Charting back to the start of the silver bull market, we can see that silver remains firmly in its multi-year uptrend. Contrary to negative sentiment expressed by some analysts, there has been no significant chart damage or other action to suggest that the bull market has run its course. It recently bounced off the bottom line of its trend channel, which also corresponds roughly with the 100-day moving average. This line has provided support during the vast majority of silver’s corrections over the past decade, with exception to the 2008 financial crisis.
While we could see one more dip below $30, I think any talk of a decline below $25 is now comfortably off the table. Silver is currently facing resistance at the critical level of $35. If it breaks to the upside through this level, I see silver reaching a high between $55 and $65 by year end. To the downside, I think the lowest silver will close out the year is around $31, in the event that short-term deflationary forces take hold. But as mentioned earlier, I think the central banks stand ready to go ‘all in’ in order to prevent this from happening.

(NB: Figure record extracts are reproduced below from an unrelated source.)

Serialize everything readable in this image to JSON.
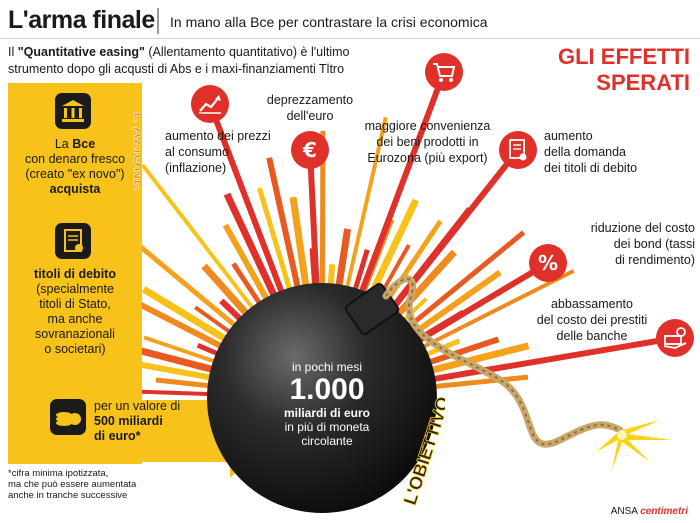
{
  "header": {
    "title": "L'arma finale",
    "subtitle": "In mano alla Bce per contrastare la crisi economica"
  },
  "intro": {
    "qe_label": "\"Quantitative easing\"",
    "line1_rest": " (Allentamento quantitativo) è l'ultimo",
    "line2": "strumento dopo gli acqusti di Abs e i maxi-finanziamenti Tltro",
    "prefix": "Il "
  },
  "effects_heading": {
    "line1": "GLI EFFETTI",
    "line2": "SPERATI"
  },
  "azione_label": "L'AZIONE",
  "obiettivo_label": "L'OBIETTIVO",
  "left_column": {
    "block1": {
      "l1a": "La ",
      "l1b": "Bce",
      "l2": "con denaro fresco",
      "l3": "(creato \"ex novo\")",
      "l4": "acquista"
    },
    "block2": {
      "l1": "titoli di debito",
      "l2": "(specialmente",
      "l3": "titoli di Stato,",
      "l4": "ma anche",
      "l5": "sovranazionali",
      "l6": "o societari)"
    },
    "block3": {
      "l1": "per un valore di",
      "l2": "500 miliardi",
      "l3": "di euro*"
    }
  },
  "bomb": {
    "l1": "in pochi mesi",
    "l2": "1.000",
    "l3": "miliardi di euro",
    "l4": "in più di moneta",
    "l5": "circolante"
  },
  "effects": [
    {
      "lines": [
        "aumento dei prezzi",
        "al consumo",
        "(inflazione)"
      ],
      "icon": "chart-up-icon"
    },
    {
      "lines": [
        "deprezzamento",
        "dell'euro"
      ],
      "icon": "euro-icon"
    },
    {
      "lines": [
        "maggiore convenienza",
        "dei beni prodotti in",
        "Eurozona (più export)"
      ],
      "icon": "shopping-cart-icon"
    },
    {
      "lines": [
        "aumento",
        "della domanda",
        "dei titoli di debito"
      ],
      "icon": "bond-certificate-icon"
    },
    {
      "lines": [
        "riduzione del costo",
        "dei bond (tassi",
        "di rendimento)"
      ],
      "icon": "percent-icon"
    },
    {
      "lines": [
        "abbassamento",
        "del costo dei prestiti",
        "delle banche"
      ],
      "icon": "loan-hand-icon"
    }
  ],
  "footnote": {
    "l1": "*cifra minima ipotizzata,",
    "l2": "ma che può essere aumentata",
    "l3": "anche in tranche successive"
  },
  "credit": {
    "agency": "ANSA",
    "brand": "centimetri"
  },
  "colors": {
    "accent_red": "#e0302a",
    "yellow": "#f7c21a",
    "orange": "#f08a1e",
    "bomb": "#222222"
  }
}
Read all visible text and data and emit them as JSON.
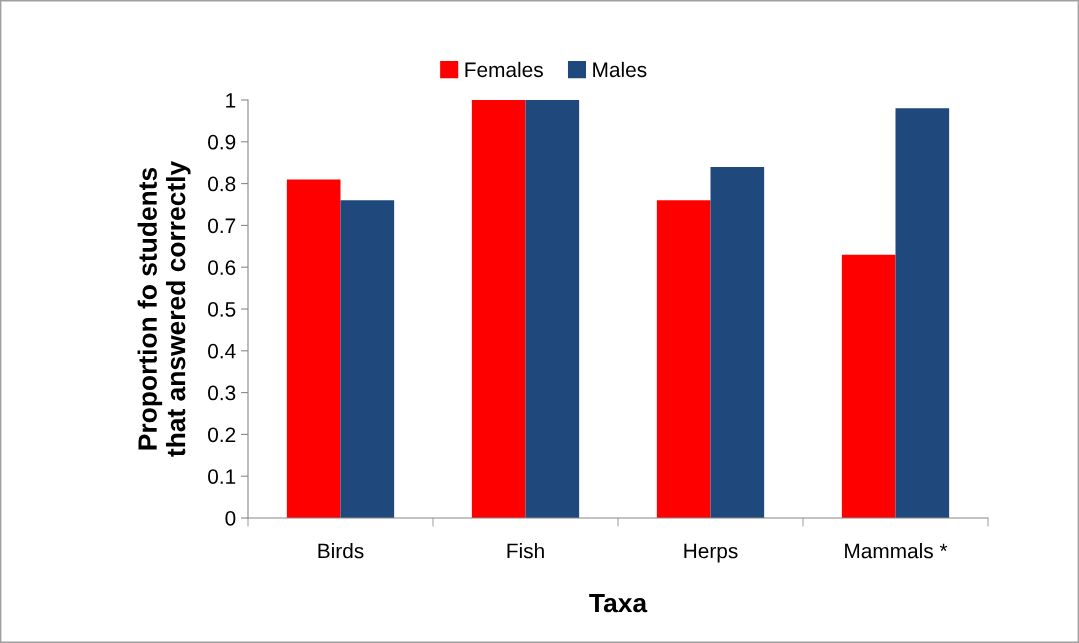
{
  "chart_data": {
    "type": "bar",
    "xlabel": "Taxa",
    "ylabel": "Proportion fo students\nthat answered correctly",
    "categories": [
      "Birds",
      "Fish",
      "Herps",
      "Mammals *"
    ],
    "series": [
      {
        "name": "Females",
        "color": "#ff0000",
        "values": [
          0.81,
          1,
          0.76,
          0.63
        ]
      },
      {
        "name": "Males",
        "color": "#1f497d",
        "values": [
          0.76,
          1,
          0.84,
          0.98
        ]
      }
    ],
    "ylim": [
      0,
      1
    ],
    "yticks": [
      0,
      0.1,
      0.2,
      0.3,
      0.4,
      0.5,
      0.6,
      0.7,
      0.8,
      0.9,
      1
    ],
    "grid": false,
    "legend": "top"
  }
}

These projections are relatively conservative and based on the long-term trend trajectory. Any number of events could send silver parabolic in the blink of an eye. The silver market is tiny in relationship to the paper money market and if even a small percentage of those dollars decide to buy silver, demand will overwhelm supply and send prices into triple digits. I ultimately believe silver could reach $500, but the more important consideration is the value/purchasing power increase of silver. One thousand ounces of silver used to be able to buy a median-priced home in the United State and I believe one thousand ounces will once again achieve this same feat in the near future.
Some view silver as an inflation hedge or way to preserve purchasing power. I see it as a way to vastly increase purchasing power over the next several years, with the worse case scenario being wealth preservation. I’ll take that risk/reward scenario any day.
The Obama administration just put forth a budget that will result in another annual deficit of over $1 trillion, despite promising to cut the deficit to $650 billion. The ECB is bathing euro banks in liquidity, the US Fed has literally guaranteed an inflationary environment until late 2014 and Silver Eagle sales are skyrocketing. There is also less above-ground investment-grade silver available than gold and this quantity is rapidly declining. This supply/demand situation can not persist at such depressed prices. Lastly, silver is money and the best form to own in the event of a collapse of the fiat monetary system. It is insurance that can provide significant returns and help you increase your purchasing power, all at the same time.
So don’t miss the train again this time around. While silver is currently in consolidation mode, this is not likely to last long. When the silver price finally takes off once again, you will not want to miss the fireworks. You need only have the courage to take the path less chosen. Buy when others aren’t interested and sell in the future when there is a shortage and everyone is clamoring to buy silver at any premium.